Reagan reached back to John F. Kennedy's famous 1961 speech in West Berlin in addressing the flag-waving Bitburg crowd. Recalling that Kennedy "went to the Berlin Wall and proclaimed that he, too, was a Berliner," Reagan said:
"Today, freedom-loving people around the world must say, I am a Berliner, I am a Jew in a world still threatened by anti-Semitism, I am an Afghan, and I am a prisoner of the Gulag, I am a refugee in a crowded boat foundering off the coast of Vietnam, I am a Laotian, a Cambodian, a Cuban and a Miskito Indian in Nicaragua.
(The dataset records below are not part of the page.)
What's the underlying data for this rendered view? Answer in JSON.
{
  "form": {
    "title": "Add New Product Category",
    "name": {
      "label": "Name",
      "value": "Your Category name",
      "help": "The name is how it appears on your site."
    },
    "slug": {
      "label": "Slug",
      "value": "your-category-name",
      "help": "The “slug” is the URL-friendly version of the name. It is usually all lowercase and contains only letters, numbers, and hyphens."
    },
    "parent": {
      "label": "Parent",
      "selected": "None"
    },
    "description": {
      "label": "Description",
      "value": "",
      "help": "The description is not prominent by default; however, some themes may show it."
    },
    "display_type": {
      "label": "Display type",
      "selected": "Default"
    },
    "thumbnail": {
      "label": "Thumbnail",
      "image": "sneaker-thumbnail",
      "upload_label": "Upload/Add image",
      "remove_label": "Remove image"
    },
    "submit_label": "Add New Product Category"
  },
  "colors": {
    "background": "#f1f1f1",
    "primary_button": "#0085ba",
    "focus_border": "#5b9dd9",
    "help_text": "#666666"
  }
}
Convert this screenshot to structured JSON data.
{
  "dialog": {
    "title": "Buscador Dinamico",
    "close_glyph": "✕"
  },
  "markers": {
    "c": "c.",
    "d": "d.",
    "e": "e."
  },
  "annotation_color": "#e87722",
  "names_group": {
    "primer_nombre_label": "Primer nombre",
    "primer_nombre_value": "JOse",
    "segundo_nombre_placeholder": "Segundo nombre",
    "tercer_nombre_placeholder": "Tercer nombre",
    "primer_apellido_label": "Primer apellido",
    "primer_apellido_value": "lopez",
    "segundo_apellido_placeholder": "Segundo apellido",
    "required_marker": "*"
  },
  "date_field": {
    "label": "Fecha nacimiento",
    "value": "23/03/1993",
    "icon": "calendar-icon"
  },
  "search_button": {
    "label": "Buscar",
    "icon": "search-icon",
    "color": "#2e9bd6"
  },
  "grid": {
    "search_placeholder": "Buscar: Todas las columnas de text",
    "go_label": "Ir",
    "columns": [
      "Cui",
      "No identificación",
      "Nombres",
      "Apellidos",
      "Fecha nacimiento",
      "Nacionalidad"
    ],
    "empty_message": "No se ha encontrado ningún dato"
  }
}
I too am a potential victim of totalitarianism."
Reagan used his speeches at Bergen-Belsen and Bitburg to describe the stark contrasts between the old and new Germany.
"Here, death ruled," he said at Bergen-Belsen. "But we have learned something as well. Because of what happened, we found that death cannot rule forever. And that is why we are here today."
Reagan praised Kohl for being "strong and resolute in your willingness to confront and condemn the acts of a hated regime of the past."
Kohl responded by saying, "Our visit to the soldiers' graves here in Bitburg was not an easy one."
"It could not help but arouse deep feelings," he added. "For me it means first and foremost deep sorrow and grief and the infinite suffering that the war and totalitarianism inflicted on nations, sorrow and grief that will never cease."
Reagan stirred intense controversy when he suggested recently that the SS soldiers at Bitburg were victims of Hitler "just as surely as the victims in the concentration camps." Today, he offered a somewhat different view in a speech to the cheering U.S. military families at the Bitburg Air Base.
"The war against one man's totalitarian dictatorship was not like other wars," he said. "The evil world of Nazism turned all values upside down. Nevertheless, we can mourn the German war dead today as human beings, crushed by a vicious ideology."
The SS crimes "must rank among the most heinous in human history," he said. But others buried at Bitburg "were simply soldiers in the German Army," he added.
In Bitburg, Reagan told a story of how American soldiers lost behind enemy lines during the Battle of the Bulge were taken in by a mother and her son who also took in a group of German soldiers, sharing food and "their own private armistice." The next day a German corporal showed the Americans how to get back behind their lines.
"They all shook hands and went their separate ways," Reagan said. "Those boys reconciled briefly in the midst of war."
A White House official said Reagan got the story from a January 1973 article in Reader's Digest magazine based on interviews with the participants.